On 19.01.2014, at 22:04, Peter Maydell <peter.mayd...@linaro.org> wrote:

> On 19 January 2014 20:55, Alexander Graf <ag...@suse.de> wrote:
>> On 19.01.2014, at 21:52, Peter Maydell <peter.mayd...@linaro.org> wrote:
>>> Longer term I was wondering if we should define the concept
>>> of a 'scope object' for TCG temporaries, so you create a scope
>>> object and then we have versions of tcg_temp_new_*() that
>>> take a scope object to effectively define the lifetime of that
>>> temp. Destroying the scope object frees every TCG temp in it.

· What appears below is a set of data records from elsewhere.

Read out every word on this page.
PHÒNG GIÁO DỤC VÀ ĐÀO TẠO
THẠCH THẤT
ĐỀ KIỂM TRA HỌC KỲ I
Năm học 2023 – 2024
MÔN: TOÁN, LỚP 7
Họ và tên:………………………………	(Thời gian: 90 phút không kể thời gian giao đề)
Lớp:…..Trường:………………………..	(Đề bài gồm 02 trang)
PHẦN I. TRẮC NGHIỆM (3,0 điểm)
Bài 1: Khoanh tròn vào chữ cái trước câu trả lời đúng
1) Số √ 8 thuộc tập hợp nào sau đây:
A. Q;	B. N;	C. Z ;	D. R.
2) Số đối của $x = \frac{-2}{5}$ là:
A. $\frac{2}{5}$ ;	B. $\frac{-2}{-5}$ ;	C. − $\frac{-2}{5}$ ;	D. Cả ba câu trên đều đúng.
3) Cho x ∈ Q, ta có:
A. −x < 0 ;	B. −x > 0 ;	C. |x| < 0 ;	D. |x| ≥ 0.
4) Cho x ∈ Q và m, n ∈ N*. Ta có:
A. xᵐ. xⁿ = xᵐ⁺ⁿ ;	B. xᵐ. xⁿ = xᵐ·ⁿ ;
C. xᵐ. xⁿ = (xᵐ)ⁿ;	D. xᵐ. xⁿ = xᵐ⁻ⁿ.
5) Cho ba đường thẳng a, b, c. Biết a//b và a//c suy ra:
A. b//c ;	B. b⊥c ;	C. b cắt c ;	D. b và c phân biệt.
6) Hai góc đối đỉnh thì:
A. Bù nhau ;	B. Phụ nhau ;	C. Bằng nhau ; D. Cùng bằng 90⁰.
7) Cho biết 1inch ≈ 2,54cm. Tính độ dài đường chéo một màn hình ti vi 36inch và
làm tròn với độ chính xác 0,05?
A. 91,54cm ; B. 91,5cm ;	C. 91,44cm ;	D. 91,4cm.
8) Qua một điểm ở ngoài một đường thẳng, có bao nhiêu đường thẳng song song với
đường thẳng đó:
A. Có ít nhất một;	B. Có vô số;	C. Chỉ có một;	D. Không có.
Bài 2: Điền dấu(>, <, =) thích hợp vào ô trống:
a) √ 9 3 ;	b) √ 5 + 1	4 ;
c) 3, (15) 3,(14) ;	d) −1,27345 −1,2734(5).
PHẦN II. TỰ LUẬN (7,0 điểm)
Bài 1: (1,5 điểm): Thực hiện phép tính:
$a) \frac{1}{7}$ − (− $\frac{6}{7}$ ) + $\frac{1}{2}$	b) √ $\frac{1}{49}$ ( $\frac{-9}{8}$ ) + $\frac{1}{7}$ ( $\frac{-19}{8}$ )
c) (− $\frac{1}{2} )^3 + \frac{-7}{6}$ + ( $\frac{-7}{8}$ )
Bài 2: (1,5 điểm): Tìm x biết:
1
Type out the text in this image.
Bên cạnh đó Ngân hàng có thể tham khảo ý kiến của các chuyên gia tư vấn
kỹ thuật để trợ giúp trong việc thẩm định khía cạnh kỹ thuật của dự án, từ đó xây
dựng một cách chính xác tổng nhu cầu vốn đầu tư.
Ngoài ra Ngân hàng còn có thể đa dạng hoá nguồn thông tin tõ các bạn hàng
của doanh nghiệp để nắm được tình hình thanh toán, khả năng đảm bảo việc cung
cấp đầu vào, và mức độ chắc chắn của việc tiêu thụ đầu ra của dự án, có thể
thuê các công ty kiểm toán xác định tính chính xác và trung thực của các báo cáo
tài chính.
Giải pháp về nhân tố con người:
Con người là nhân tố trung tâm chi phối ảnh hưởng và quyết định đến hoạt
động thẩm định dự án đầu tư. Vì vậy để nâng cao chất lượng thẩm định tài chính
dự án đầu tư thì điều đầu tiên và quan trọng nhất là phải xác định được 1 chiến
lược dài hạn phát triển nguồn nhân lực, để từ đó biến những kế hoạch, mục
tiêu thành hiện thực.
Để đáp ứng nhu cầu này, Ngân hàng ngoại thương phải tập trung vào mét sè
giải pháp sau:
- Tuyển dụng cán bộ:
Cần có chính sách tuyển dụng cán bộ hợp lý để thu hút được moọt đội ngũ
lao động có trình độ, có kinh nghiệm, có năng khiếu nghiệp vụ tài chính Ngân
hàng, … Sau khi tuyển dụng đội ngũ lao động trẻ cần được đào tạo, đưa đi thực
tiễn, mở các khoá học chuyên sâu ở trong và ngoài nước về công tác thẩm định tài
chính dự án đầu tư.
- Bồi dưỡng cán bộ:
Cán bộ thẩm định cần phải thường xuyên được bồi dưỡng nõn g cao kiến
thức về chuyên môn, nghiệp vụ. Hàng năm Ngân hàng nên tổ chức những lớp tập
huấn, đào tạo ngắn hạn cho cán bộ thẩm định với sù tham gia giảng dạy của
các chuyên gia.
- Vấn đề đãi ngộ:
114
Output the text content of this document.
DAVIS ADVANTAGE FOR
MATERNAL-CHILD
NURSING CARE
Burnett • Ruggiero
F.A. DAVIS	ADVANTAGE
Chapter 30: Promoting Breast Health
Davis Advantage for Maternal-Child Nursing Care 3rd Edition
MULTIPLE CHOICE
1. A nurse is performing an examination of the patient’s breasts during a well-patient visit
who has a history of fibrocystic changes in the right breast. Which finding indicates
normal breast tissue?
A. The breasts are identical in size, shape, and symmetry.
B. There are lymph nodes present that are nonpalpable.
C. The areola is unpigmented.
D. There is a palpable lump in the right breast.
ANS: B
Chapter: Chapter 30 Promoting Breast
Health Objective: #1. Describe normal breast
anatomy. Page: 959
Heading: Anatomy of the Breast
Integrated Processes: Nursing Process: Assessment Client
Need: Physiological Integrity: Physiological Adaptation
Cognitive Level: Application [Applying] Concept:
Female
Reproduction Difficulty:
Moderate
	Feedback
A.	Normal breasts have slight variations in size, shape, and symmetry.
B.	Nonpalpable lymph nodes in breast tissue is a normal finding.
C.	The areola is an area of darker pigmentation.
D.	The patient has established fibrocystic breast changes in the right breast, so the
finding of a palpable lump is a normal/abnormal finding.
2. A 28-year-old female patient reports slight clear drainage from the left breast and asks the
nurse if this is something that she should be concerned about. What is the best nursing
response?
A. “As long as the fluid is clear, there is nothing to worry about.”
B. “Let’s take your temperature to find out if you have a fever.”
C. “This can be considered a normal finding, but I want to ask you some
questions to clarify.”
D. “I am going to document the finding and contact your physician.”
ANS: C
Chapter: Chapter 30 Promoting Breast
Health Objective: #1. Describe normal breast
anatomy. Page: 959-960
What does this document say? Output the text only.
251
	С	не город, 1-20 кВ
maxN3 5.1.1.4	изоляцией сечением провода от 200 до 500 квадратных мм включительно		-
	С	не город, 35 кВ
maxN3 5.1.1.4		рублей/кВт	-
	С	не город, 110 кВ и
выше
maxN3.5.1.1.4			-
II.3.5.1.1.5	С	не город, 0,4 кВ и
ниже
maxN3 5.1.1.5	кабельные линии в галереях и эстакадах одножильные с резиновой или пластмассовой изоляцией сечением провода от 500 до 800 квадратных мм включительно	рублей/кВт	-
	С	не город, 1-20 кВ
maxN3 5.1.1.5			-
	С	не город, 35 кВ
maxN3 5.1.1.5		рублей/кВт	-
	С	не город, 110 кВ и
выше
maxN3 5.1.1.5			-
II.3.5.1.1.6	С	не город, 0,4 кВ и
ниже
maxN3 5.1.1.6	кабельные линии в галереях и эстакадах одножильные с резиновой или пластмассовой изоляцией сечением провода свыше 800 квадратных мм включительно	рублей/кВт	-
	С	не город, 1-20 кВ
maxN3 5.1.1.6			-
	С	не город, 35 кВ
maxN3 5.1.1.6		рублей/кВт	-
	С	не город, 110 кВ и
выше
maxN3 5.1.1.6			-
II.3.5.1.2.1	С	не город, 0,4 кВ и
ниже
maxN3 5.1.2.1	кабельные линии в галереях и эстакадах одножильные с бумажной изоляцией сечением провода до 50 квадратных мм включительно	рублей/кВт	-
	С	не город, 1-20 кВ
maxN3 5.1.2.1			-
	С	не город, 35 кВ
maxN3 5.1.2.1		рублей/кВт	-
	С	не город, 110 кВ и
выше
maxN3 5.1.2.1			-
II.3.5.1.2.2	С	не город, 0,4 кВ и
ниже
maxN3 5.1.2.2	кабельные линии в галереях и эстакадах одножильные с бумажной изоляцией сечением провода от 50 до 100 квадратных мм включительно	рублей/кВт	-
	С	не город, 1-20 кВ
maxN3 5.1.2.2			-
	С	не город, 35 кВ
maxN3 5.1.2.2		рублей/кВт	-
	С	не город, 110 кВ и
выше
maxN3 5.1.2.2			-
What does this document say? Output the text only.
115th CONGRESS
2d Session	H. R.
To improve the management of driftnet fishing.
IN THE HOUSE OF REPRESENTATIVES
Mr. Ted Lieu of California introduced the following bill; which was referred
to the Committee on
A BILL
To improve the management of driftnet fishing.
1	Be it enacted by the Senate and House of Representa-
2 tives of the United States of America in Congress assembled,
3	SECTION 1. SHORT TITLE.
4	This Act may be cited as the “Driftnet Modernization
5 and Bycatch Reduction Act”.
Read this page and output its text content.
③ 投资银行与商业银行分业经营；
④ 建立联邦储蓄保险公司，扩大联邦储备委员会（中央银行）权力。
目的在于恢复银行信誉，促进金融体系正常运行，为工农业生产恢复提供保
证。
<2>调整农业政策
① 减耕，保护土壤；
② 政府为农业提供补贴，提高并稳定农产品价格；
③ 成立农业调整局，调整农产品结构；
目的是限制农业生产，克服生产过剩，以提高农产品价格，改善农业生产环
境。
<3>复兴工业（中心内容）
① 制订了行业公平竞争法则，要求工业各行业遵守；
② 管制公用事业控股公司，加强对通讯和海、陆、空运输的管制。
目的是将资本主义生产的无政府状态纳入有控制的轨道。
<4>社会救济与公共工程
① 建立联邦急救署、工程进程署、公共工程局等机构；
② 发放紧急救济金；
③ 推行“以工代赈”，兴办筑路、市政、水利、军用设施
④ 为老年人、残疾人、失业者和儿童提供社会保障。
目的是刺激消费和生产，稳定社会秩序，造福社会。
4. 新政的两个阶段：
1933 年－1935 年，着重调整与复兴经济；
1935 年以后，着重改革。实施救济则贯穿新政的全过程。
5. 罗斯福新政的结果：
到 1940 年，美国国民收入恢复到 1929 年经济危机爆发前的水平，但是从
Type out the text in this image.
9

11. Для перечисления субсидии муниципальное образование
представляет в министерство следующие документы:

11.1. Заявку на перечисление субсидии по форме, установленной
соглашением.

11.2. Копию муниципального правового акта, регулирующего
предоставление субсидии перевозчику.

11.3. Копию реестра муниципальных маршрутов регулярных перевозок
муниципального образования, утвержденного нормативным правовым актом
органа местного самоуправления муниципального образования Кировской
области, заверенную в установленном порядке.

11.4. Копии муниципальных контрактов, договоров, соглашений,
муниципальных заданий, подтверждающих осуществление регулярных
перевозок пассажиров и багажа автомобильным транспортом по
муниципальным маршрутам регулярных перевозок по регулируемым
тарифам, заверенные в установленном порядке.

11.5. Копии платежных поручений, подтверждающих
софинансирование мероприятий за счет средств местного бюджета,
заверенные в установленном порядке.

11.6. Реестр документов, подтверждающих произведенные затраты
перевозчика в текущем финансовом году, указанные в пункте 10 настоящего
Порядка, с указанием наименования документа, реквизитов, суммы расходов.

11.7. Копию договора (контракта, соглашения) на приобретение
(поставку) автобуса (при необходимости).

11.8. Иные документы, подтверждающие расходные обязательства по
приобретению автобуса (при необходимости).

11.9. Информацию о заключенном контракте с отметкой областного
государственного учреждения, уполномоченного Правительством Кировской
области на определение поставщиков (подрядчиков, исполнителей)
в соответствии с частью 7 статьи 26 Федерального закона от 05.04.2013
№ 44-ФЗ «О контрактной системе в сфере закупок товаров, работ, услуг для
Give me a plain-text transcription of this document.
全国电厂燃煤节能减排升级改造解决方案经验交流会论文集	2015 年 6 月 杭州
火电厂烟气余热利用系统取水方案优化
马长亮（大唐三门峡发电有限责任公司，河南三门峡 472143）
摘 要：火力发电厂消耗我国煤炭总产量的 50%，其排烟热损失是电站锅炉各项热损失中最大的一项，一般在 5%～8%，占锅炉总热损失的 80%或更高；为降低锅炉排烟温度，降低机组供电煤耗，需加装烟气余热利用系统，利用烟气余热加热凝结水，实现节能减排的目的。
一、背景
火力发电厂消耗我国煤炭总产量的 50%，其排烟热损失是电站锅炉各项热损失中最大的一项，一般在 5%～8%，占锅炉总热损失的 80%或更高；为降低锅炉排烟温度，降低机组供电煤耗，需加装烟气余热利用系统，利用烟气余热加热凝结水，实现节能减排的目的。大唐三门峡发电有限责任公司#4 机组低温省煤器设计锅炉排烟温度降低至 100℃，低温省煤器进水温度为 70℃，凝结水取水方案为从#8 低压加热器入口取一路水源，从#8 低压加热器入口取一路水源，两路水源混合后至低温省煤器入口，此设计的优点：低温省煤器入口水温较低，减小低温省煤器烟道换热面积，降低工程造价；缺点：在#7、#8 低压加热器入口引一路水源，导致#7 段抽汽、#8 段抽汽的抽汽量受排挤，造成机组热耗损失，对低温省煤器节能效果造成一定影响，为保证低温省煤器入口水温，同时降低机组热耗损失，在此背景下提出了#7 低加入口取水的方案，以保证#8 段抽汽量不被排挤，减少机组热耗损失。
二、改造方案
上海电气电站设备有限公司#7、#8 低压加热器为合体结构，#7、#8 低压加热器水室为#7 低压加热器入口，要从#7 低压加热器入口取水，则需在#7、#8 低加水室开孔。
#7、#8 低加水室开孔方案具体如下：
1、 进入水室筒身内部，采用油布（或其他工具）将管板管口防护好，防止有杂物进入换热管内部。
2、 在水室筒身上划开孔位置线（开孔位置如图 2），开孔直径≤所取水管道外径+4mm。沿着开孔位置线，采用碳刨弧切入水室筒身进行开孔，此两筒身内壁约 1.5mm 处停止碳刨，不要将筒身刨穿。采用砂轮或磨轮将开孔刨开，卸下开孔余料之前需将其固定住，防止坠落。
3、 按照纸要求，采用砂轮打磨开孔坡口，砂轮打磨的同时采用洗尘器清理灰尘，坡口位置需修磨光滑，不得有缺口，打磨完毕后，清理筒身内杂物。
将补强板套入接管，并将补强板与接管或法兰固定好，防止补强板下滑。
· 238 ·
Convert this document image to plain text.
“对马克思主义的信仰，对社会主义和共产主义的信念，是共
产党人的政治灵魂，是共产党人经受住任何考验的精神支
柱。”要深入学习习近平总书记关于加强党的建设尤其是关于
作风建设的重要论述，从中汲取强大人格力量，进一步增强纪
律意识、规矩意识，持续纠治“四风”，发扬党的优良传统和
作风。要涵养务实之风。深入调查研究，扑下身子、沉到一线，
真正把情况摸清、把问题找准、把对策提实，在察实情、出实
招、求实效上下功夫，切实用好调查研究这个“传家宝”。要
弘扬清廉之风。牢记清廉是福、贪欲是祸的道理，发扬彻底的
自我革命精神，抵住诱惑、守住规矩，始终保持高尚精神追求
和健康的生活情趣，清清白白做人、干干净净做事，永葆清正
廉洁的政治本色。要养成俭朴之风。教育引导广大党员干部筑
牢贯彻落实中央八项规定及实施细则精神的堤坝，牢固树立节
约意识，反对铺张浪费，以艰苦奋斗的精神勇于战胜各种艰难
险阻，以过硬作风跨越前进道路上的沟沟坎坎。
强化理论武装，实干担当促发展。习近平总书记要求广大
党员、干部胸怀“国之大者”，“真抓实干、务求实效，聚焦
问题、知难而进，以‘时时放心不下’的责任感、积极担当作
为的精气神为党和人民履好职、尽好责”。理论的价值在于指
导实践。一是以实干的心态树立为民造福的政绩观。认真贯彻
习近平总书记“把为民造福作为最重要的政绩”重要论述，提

>>> Then we could just have the target frontends create a scope
>>> for each instruction, and they wouldn't need to worry about
>>> manually freeing TCG temporaries within it at all. That seems
>>> better than the current approach where every frontend rolls
>>> its own auto-free mechanism, and would render this sort of
>>> "check for bugs in manual temp freeing" unnecessary too.
>>> 
>>> (We could also make the tcg_gen_brcond* functions do a
>>> "free all temps in all scope objects" and then we'd catch
>>> use-of-temp-after-branch bugs, especially if we also got
>>> TCG to assert on use of a dead temporary rather than only
>>> later when it was doing regalloc on it...)
>> 
>> I agree - that would be awesome :). We could even go as far
>> as defining a "fallback scope" that's instruction wide
> 
> I was thinking the fallback scope would have to be 'whole
> basic block' (both because that makes more sense as a TCG
> API and to avoid having to fix every frontend at once), though
> you're right that this sits a bit awkwardly with the fact that in
> practice the scope you want 99% of the time is going to be
> "single guest insn".

Well, we could have each target define the "default scope" itself. On systems 
where you know that previous instructions may leak into the next (I don't know 
of any, but who knows) you could then make the TB the default scope.